Initially, upon hearing this single by Manchester’s Everything Everything, his thumbs were unmistakably in the direction of the ground, in the way that they might be if he hears N-Dubz or, making a fair analogy, when I haven’t changed his litter tray in a while. He said it was a racket and he hated the rather fait description of their music as “genre busting, cerebral pop music”. The jittery offbeat that dominated the title track didn’t make any sense to him and he couldn’t dance, which made him feel quite uncomfortable. He went so far as to say that their mathy approach to time signatures ruined any chance of him noticing anything else and whilst Everything Everything claim that they like to challenge the listener at every turn, he is a cat that feels that life is challenging enough and merely wants some uncomplicated music to enjoy.

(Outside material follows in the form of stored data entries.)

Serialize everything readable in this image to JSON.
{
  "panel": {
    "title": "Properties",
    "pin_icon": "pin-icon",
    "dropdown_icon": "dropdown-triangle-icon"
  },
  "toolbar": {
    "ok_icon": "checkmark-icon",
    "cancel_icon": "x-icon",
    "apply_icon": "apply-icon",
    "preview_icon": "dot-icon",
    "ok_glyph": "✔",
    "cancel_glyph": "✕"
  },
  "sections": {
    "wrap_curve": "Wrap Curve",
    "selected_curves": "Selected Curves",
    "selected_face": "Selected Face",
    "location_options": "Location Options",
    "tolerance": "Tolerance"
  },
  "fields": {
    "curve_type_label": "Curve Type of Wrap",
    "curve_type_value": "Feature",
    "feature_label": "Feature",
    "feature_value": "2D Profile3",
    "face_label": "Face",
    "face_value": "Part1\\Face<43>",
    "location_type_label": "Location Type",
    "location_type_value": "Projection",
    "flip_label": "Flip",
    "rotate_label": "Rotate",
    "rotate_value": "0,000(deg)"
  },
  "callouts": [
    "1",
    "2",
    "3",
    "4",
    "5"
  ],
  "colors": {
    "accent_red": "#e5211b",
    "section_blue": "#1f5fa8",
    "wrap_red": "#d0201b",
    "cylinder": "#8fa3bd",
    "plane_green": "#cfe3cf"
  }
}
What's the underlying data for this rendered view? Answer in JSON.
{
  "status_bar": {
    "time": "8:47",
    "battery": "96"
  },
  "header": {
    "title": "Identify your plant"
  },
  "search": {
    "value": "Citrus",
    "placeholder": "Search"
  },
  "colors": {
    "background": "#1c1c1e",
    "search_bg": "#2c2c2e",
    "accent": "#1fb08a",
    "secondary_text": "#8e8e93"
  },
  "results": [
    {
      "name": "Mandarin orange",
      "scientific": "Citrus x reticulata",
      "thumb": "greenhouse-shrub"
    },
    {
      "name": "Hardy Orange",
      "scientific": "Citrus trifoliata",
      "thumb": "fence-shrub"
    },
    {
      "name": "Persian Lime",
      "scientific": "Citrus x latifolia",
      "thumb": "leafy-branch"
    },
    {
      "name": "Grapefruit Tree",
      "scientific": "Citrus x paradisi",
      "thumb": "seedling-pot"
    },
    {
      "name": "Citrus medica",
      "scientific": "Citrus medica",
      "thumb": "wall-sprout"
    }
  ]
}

In fact, it was not until the obligatory second listen that he admitted that it had grown on him and he started to wave not just his thumbs but his whole arms (it is fair to say that a cat with thumbs doesn’t have front legs but, indeed, arms). The now pleasurable ‘80’s inspired twinkly synth layered upon swathes of harmonies began to please him somewhat, particularly the sing-a-long chorus (even if he nor I could understand what was being sung about). He appreciated it all the more because, being only two-years-old, he doesn’t remember music from twenty-something years ago. In short, one to listen to at least twice.

Released 5th October, 2009. Which makes me slightly less crap.